Trust me. It'll happen to you."   With those words, Dales turned and
began to watch "Gunsmoke."  After a moment, Mulder turned to Scully and
they let themselves out into the hallway.
	"That was interesting," Scully said mildly, not willing to share her
real opinion and hurt Mulder's feelings.
	"I don't know, Scully, he didn't really tell me anything new, or that I
could use," Mulder commented as they walked together down the stairs. 
"So my father was involved with weird things in the State Department. I
already knew that.  Dales didn't really elaborate about the project, did
he?"
	"No,  Mulder, he didn't."  They emerged and it was dark  outside. 
Scully set the pace as they headed for the car, which was parked up the
block.
	"Scully, do you really think they're going to call me crazy and shut
down the X Files again? Drum me out of the bureau and all that? After
this much time?"  Mulder faced her earnestly over the top of the car.
	She sighed, not knowing what to say.  "I think things are going to
change, Mulder, but I don't know why.  I think maybe they already have
changed."
	"Changed how?"
	She shrugged. "Little things, I don't know.  The small touches here and
there, the cases that used to keep life interesting, that used to give
us answers without raising a thousand new questions - they just aren't
there any more."
	"I've noticed that too," Mulder said.  "And now you believe."
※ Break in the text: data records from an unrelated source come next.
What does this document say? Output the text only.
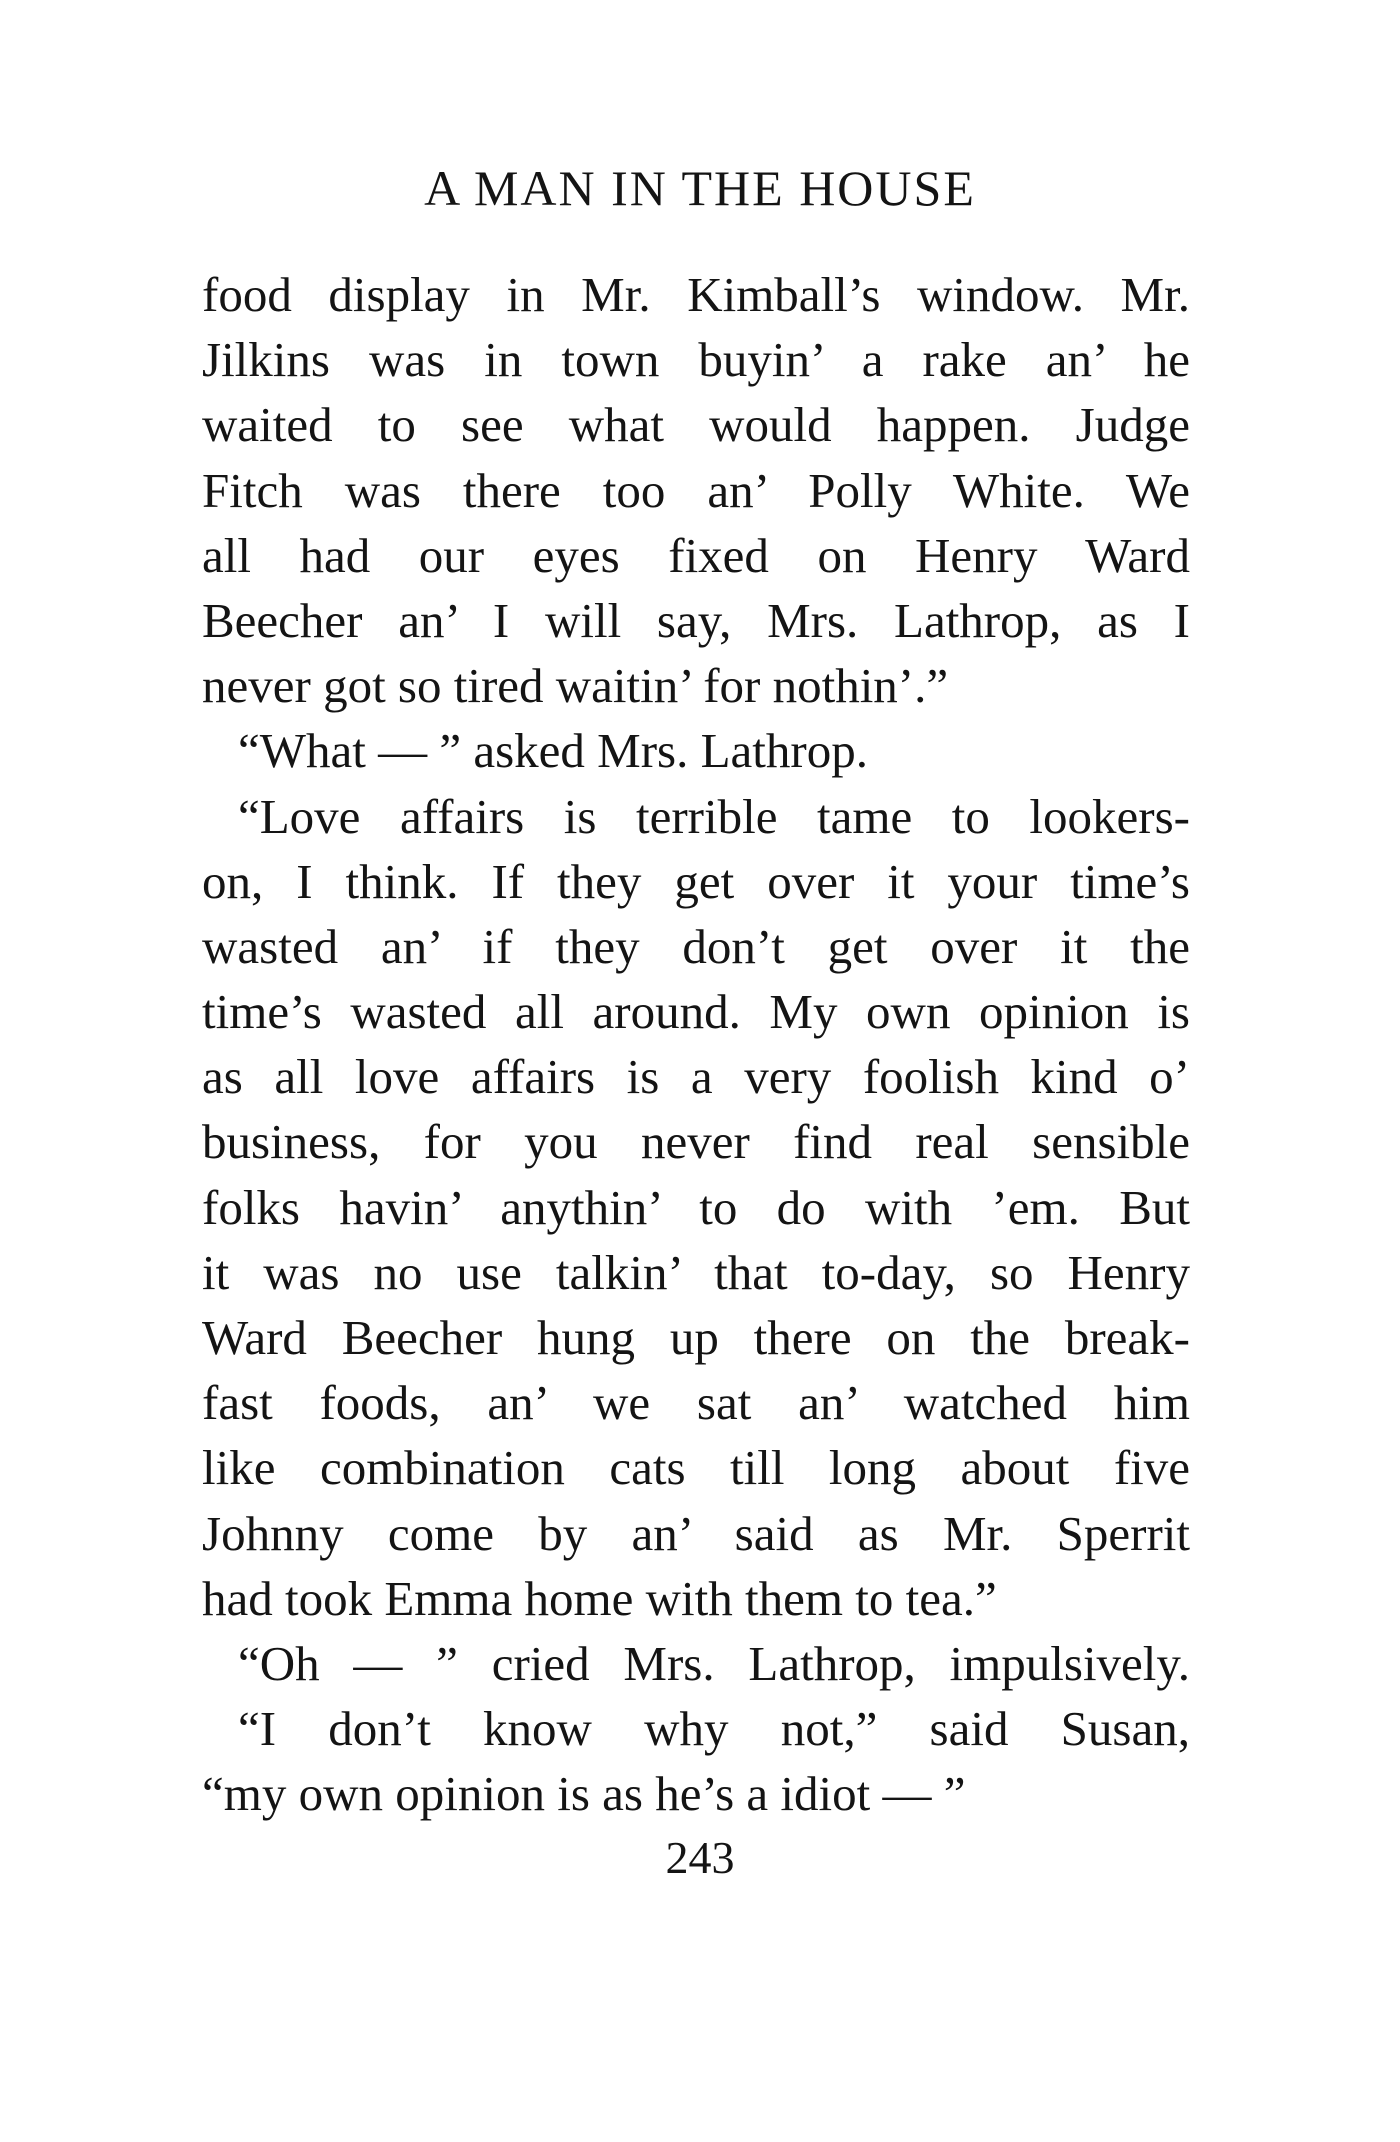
A MAN IN THE HOUSE
food display in Mr. Kimball’s window. Mr.
Jilkins was in town buyin’ a rake an’ he
waited to see what would happen. Judge
Fitch was there too an’ Polly White. We
all had our eyes fixed on Henry Ward
Beecher an’ I will say, Mrs. Lathrop, as I
never got so tired waitin’ for nothin’.”
“What — ” asked Mrs. Lathrop.
“Love affairs is terrible tame to lookers-
on, I think. If they get over it your time’s
wasted an’ if they don’t get over it the
time’s wasted all around. My own opinion is
as all love affairs is a very foolish kind o’
business, for you never find real sensible
folks havin’ anythin’ to do with ’em. But
it was no use talkin’ that to-day, so Henry
Ward Beecher hung up there on the break-
fast foods, an’ we sat an’ watched him
like combination cats till long about five
Johnny come by an’ said as Mr. Sperrit
had took Emma home with them to tea.”
“Oh — ” cried Mrs. Lathrop, impulsively.
“I don’t know why not,” said Susan,
“my own opinion is as he’s a idiot — ”
243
	"I don't know if I believe, Mulder, but you don't believe."
	"I'm trying to believe," he told her and she nodded.
	"If only things were the way they used to be," he said wistfully.
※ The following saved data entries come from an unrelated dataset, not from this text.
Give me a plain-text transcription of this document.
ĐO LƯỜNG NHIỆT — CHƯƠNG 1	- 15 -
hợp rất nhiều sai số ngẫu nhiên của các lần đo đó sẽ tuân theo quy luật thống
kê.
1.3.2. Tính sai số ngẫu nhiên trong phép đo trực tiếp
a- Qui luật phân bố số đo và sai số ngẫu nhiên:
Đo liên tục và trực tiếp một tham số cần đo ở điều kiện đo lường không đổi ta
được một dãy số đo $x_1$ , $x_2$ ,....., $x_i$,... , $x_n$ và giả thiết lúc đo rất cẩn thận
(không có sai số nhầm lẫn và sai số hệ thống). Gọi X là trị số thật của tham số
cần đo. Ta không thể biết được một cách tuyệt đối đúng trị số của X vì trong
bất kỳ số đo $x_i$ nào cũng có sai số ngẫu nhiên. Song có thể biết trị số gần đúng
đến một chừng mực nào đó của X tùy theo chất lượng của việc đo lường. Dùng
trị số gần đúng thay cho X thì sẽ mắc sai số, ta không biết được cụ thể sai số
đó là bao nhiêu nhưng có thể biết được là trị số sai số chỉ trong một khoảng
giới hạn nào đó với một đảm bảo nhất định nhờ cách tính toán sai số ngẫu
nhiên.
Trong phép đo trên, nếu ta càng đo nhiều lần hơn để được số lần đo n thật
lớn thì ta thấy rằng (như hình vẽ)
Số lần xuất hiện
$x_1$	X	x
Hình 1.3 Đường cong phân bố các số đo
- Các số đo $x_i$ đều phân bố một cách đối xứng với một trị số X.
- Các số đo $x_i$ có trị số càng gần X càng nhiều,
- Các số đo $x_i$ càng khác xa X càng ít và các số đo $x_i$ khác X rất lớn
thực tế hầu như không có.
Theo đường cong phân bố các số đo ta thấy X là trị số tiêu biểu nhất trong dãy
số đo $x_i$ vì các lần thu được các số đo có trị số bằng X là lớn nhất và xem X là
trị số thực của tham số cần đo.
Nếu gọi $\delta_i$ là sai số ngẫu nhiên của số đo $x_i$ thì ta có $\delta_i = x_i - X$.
	"Were they really so much better back then?" she asked.  "Cats in the
sewers and vampires and chupacabres?"
	"Compared to killer dolls and hazelnut trees? Maybe not," Mulder
replied.  "Do you think I'm crazy?"
	"No more than the rest of us on most days, Mulder."
	"Do you think they'll use it against me to close the X Files
permanently?  With Blevins gone, you never know -"
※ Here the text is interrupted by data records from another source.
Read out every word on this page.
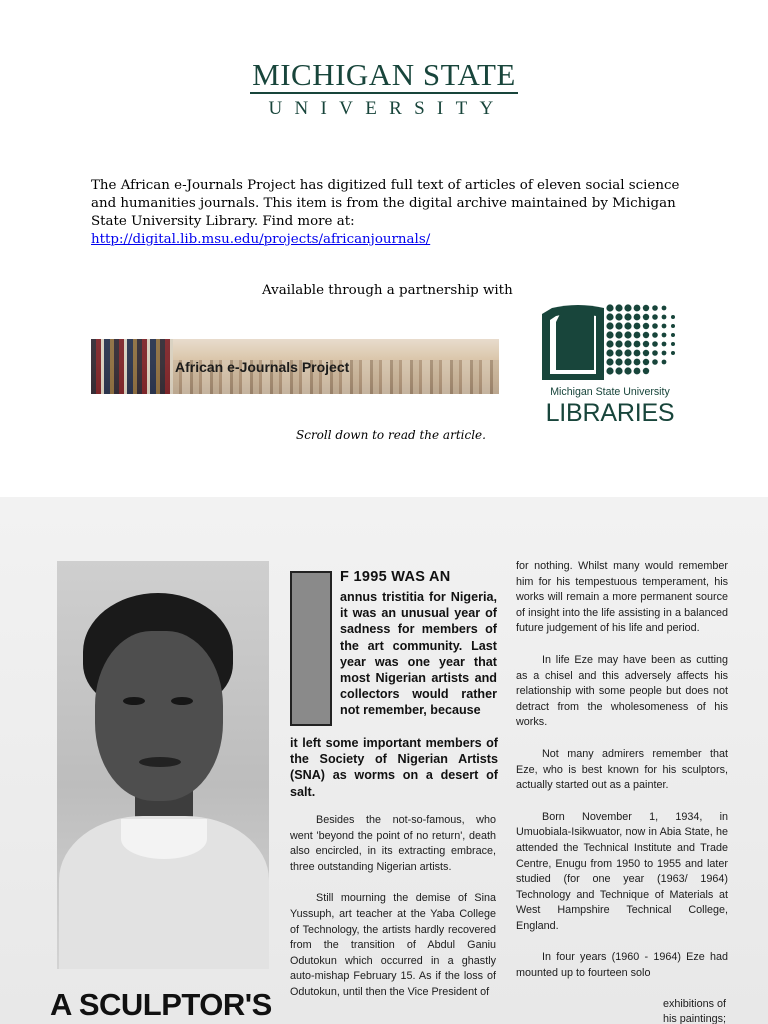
MICHIGAN STATE
UNIVERSITY
The African e-Journals Project has digitized full text of articles of eleven social science and humanities journals. This item is from the digital archive maintained by Michigan State University Library. Find more at:
http://digital.lib.msu.edu/projects/africanjournals/
Available through a partnership with
African e-Journals Project
Michigan State University
LIBRARIES
Scroll down to read the article.
A SCULPTOR'S
F 1995 WAS AN
annus tristitia for Nigeria, it was an unusual year of sadness for members of the art community. Last year was one year that most Nigerian artists and collectors would rather not remember, because
it left some important members of the Society of Nigerian Artists (SNA) as worms on a desert of salt.

Besides the not-so-famous, who went 'beyond the point of no return', death also encircled, in its extracting embrace, three outstanding Nigerian artists.

Still mourning the demise of Sina Yussuph, art teacher at the Yaba College of Technology, the artists hardly recovered from the transition of Abdul Ganiu Odutokun which occurred in a ghastly auto-mishap February 15. As if the loss of Odutokun, until then the Vice President of

for nothing. Whilst many would remember him for his tempestuous temperament, his works will remain a more permanent source of insight into the life assisting in a balanced future judgement of his life and period.

In life Eze may have been as cutting as a chisel and this adversely affects his relationship with some people but does not detract from the wholesomeness of his works.

Not many admirers remember that Eze, who is best known for his sculptors, actually started out as a painter.

Born November 1, 1934, in Umuobiala-Isikwuator, now in Abia State, he attended the Technical Institute and Trade Centre, Enugu from 1950 to 1955 and later studied (for one year (1963/ 1964) Technology and Technique of Materials at West Hampshire Technical College, England.

In four years (1960 - 1964) Eze had mounted up to fourteen solo

exhibitions of
his paintings;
	"You never do," Scully replied. "I think it depends on what you do."
	"What I do?" Mulder asked.
	She nodded and got into the car.
	A moment later, Mulder joined her, jamming the key in the ignition and
starting the engine. "What I do?" he asked again, but she shook her
head, indicating she was not going to answer.
	"Just be careful, Mulder," she warned him.  "Think before you act or
speak.  And try to remember not to wear your ring to work," she
cautioned, twisting the ring on her own finger before removing it and
dropping it into her handbag.
	"I almost got caught once before," Mulder replied, taking his off and
setting it on the dashboard.  Scully seized it and held it up to the
light a moment before tucking it into her bag as well.
	"I think you did get caught, Mulder," she replied in a mysterious tone
that made him look at her.  But she smiled her enigmatic smile and
Mulder floored the gas, carrying them farther into the sunset, where
they could ponder their future silently and to themselves.  Until the
sun travelled another day, and they found out.

The end.

The Blacklist is nothing to laugh about, and a real man named Arthur
Dales did indeed write for "Gunsmoke" in the 1970s.  I assume this is
the man the character is named for.

Comments solicited, appreciated, and answered.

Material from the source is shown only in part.